シャツの胸元が雨で濡れたのか、それとも彼女の涙で濡れたのかわからなくなるくらいまで濡れたころ、ようやく彼女は俺から体を離した。
「ごめんなさい。いきなり泣き出してしまって」
「それはいいが」
今まで号泣していた割には、しっかりとした言葉が返ってきて一安心。
だけどビルの物陰、暗がりに辛うじて差し込む蛍光灯の明かりに照らされた獅子堂の顔は、お世辞にも『安心』と言えるようなものではなかった。
「何かあったのか。あの勧誘に強引なことをされていたとか――」
「あ……。それは、大丈夫です。街をふらふらしていたら、たまたま声を掛けられただけなんで」
「ふらふらって。獅子堂、夕方に店を出てからずっと街にいたのか? 服が変わっていないように見えるが」
獅子堂の服装はカッターシャツにスカートと、店で見た時と同じ格好をしている。
彼女は俺の問いに「店長、よく服装なんか気づきますね。モテますよ」なんて言ってくるが、その声色は重く沈んでいた。
「……冗談を言う元気もなさそうだな」
「お見通し、っすね。……店長、そんなに鋭い人だとは思ってなかったっす。二ヶ月の付き合いじゃわかんないこともありますね」
獅子堂が着任してから、二ヶ月。
なんだかかんだで休憩スペースで話すことが多かったし、獅子堂は人なつっこい性格をしている。まだそんなもんなのか、なんて俺は思う。
いや、そんなことはどうでもよくて。
「話なら聞くぞ。

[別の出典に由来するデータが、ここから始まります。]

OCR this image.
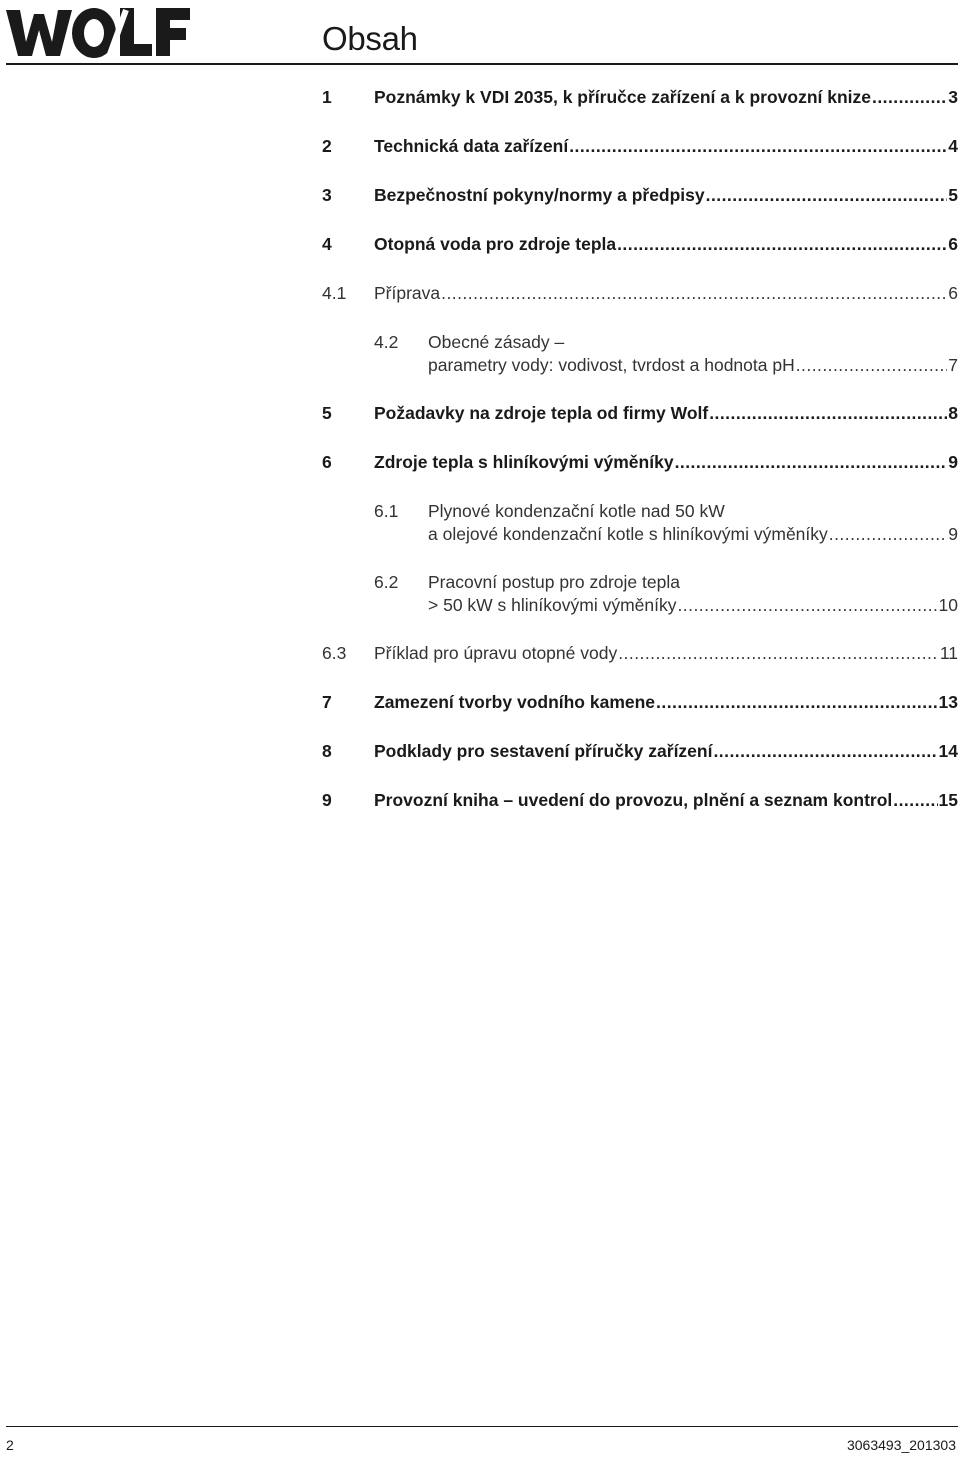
Obsah
1 Poznámky k VDI 2035, k příručce zařízení a k provozní knize . . .	3
2 Technická data zařízení . . .	4
3 Bezpečnostní pokyny/normy a předpisy . . .	5
4 Otopná voda pro zdroje tepla . . .	6
4.1 Příprava . . .	6
4.2 Obecné zásady –
parametry vody: vodivost, tvrdost a hodnota pH . . .	7
5 Požadavky na zdroje tepla od firmy Wolf . . .	8
6 Zdroje tepla s hliníkovými výměníky . . .	9
6.1 Plynové kondenzační kotle nad 50 kW
a olejové kondenzační kotle s hliníkovými výměníky . . .	9
6.2 Pracovní postup pro zdroje tepla
> 50 kW s hliníkovými výměníky . . .	10
6.3 Příklad pro úpravu otopné vody . . .	11
7 Zamezení tvorby vodního kamene . . .	13
8 Podklady pro sestavení příručky zařízení . . .	14
9 Provozní kniha – uvedení do provozu, plnění a seznam kontrol . . .	15
2	3063493_201303
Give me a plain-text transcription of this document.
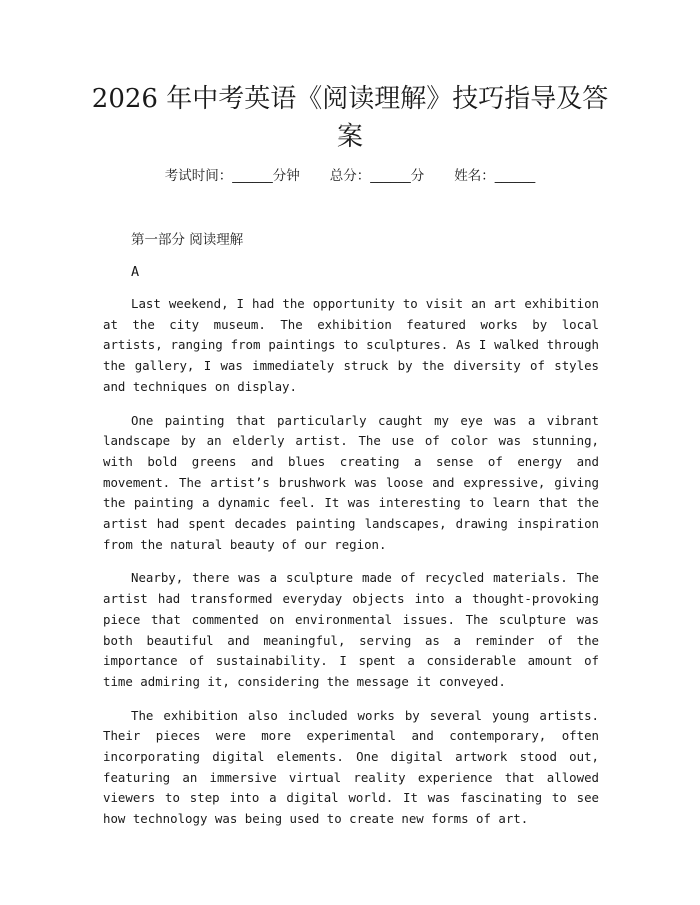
2026 年中考英语《阅读理解》技巧指导及答案
考试时间：______分钟 总分：______分 姓名：______

第一部分 阅读理解

A

Last weekend, I had the opportunity to visit an art exhibition at the city museum. The exhibition featured works by local artists, ranging from paintings to sculptures. As I walked through the gallery, I was immediately struck by the diversity of styles and techniques on display.

One painting that particularly caught my eye was a vibrant landscape by an elderly artist. The use of color was stunning, with bold greens and blues creating a sense of energy and movement. The artist’s brushwork was loose and expressive, giving the painting a dynamic feel. It was interesting to learn that the artist had spent decades painting landscapes, drawing inspiration from the natural beauty of our region.

Nearby, there was a sculpture made of recycled materials. The artist had transformed everyday objects into a thought-provoking piece that commented on environmental issues. The sculpture was both beautiful and meaningful, serving as a reminder of the importance of sustainability. I spent a considerable amount of time admiring it, considering the message it conveyed.

The exhibition also included works by several young artists. Their pieces were more experimental and contemporary, often incorporating digital elements. One digital artwork stood out, featuring an immersive virtual reality experience that allowed viewers to step into a digital world. It was fascinating to see how technology was being used to create new forms of art.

飯でも食いに行くか」
「いいっすね。……すみません、気を遣わせて」
「気にするな。獅子堂をこのまま帰すよりマシだ」
「このまま帰すよりマシ、ですか」
俺の言葉に獅子堂は少し思案するような顔。どうした、と思っていると。
「ねえ、店長。気を遣わせるついでに、もう一つだけお願いしてもいいですか?」
「なんだ。言ってみろ」
獅子堂はそこでようやく、ぱっ、と涙で濡れた顔に辛うじて笑顔を咲かせると、俺の右手を両手でぎゅっと握りしめて、こう言った。
「店長。もし良ければ……今日、店長のお家、行ってもいいっすか?」
……今、なんと?
その言葉は口から出てきてはくれなかった。まさか出会って二ヶ月の同僚、しかも女子が、家に来ていいか……だって?

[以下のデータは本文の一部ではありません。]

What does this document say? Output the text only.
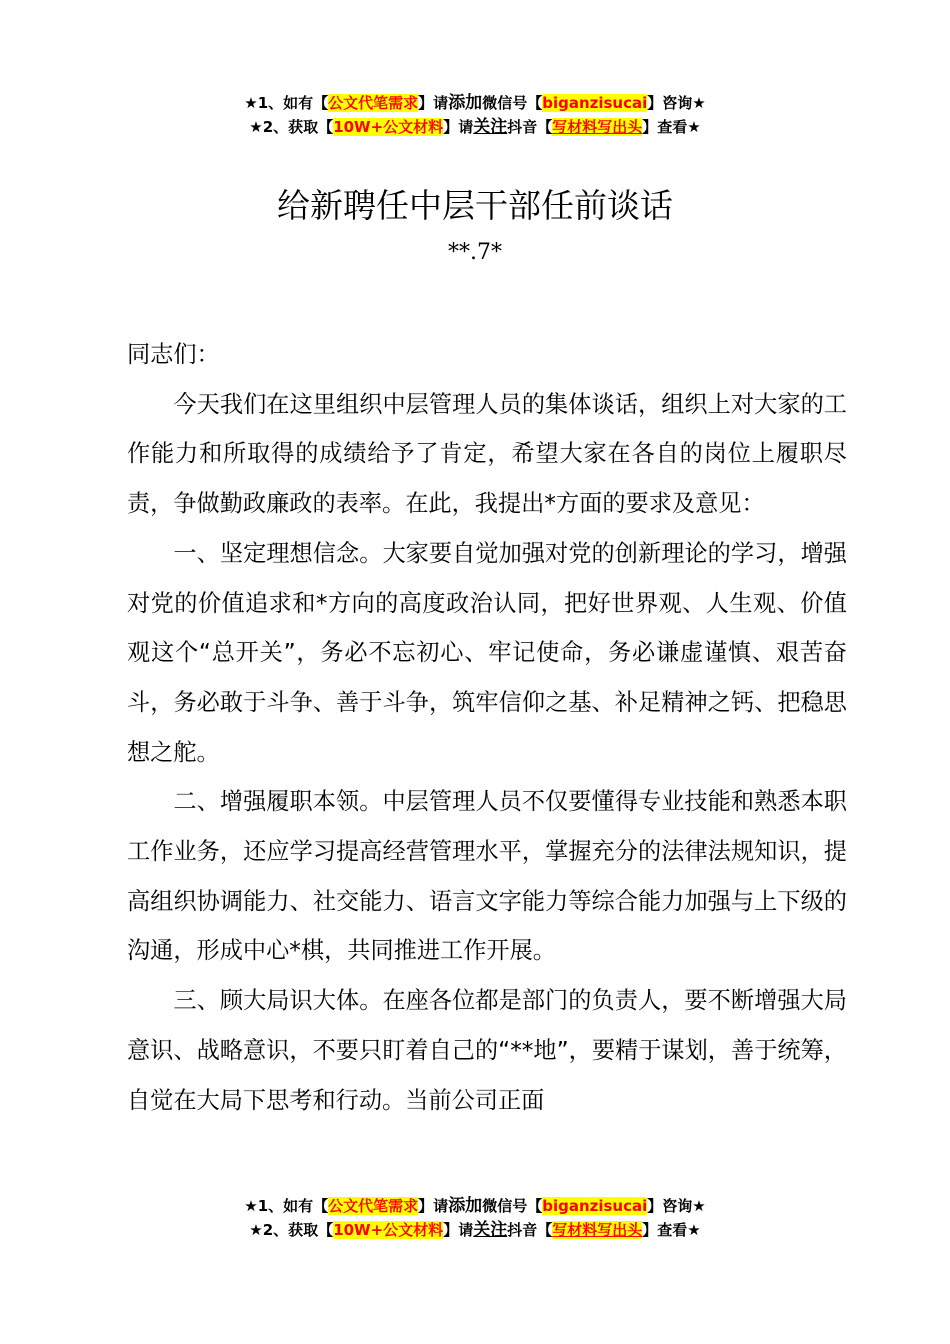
★1、如有【公文代笔需求】请添加微信号【biganzisucai】咨询★
★2、获取【10W+公文材料】请关注抖音【写材料写出头】查看★
给新聘任中层干部任前谈话
**.7*

同志们：

今天我们在这里组织中层管理人员的集体谈话，组织上对大家的工作能力和所取得的成绩给予了肯定，希望大家在各自的岗位上履职尽责，争做勤政廉政的表率。在此，我提出*方面的要求及意见：

一、坚定理想信念。大家要自觉加强对党的创新理论的学习，增强对党的价值追求和*方向的高度政治认同，把好世界观、人生观、价值观这个“总开关”，务必不忘初心、牢记使命，务必谦虚谨慎、艰苦奋斗，务必敢于斗争、善于斗争，筑牢信仰之基、补足精神之钙、把稳思想之舵。

二、增强履职本领。中层管理人员不仅要懂得专业技能和熟悉本职工作业务，还应学习提高经营管理水平，掌握充分的法律法规知识，提高组织协调能力、社交能力、语言文字能力等综合能力加强与上下级的沟通，形成中心*棋，共同推进工作开展。

三、顾大局识大体。在座各位都是部门的负责人，要不断增强大局意识、战略意识，不要只盯着自己的“**地”，要精于谋划，善于统筹，自觉在大局下思考和行动。当前公司正面

★1、如有【公文代笔需求】请添加微信号【biganzisucai】咨询★
★2、获取【10W+公文材料】请关注抖音【写材料写出头】查看★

ぱくぱくと声にならない口を動かすことしかできない。だけど獅子堂はそれを肯定と受け取ったのだろう。
「決まり、っすね。それじゃあ、雨に濡れる前に……行きましょうか、店長」
獅子堂は悪戯っぽい笑みを浮かべると、自分の左手で俺の右手首を掴んで、まるで引っ張るように歩き始めたのだった。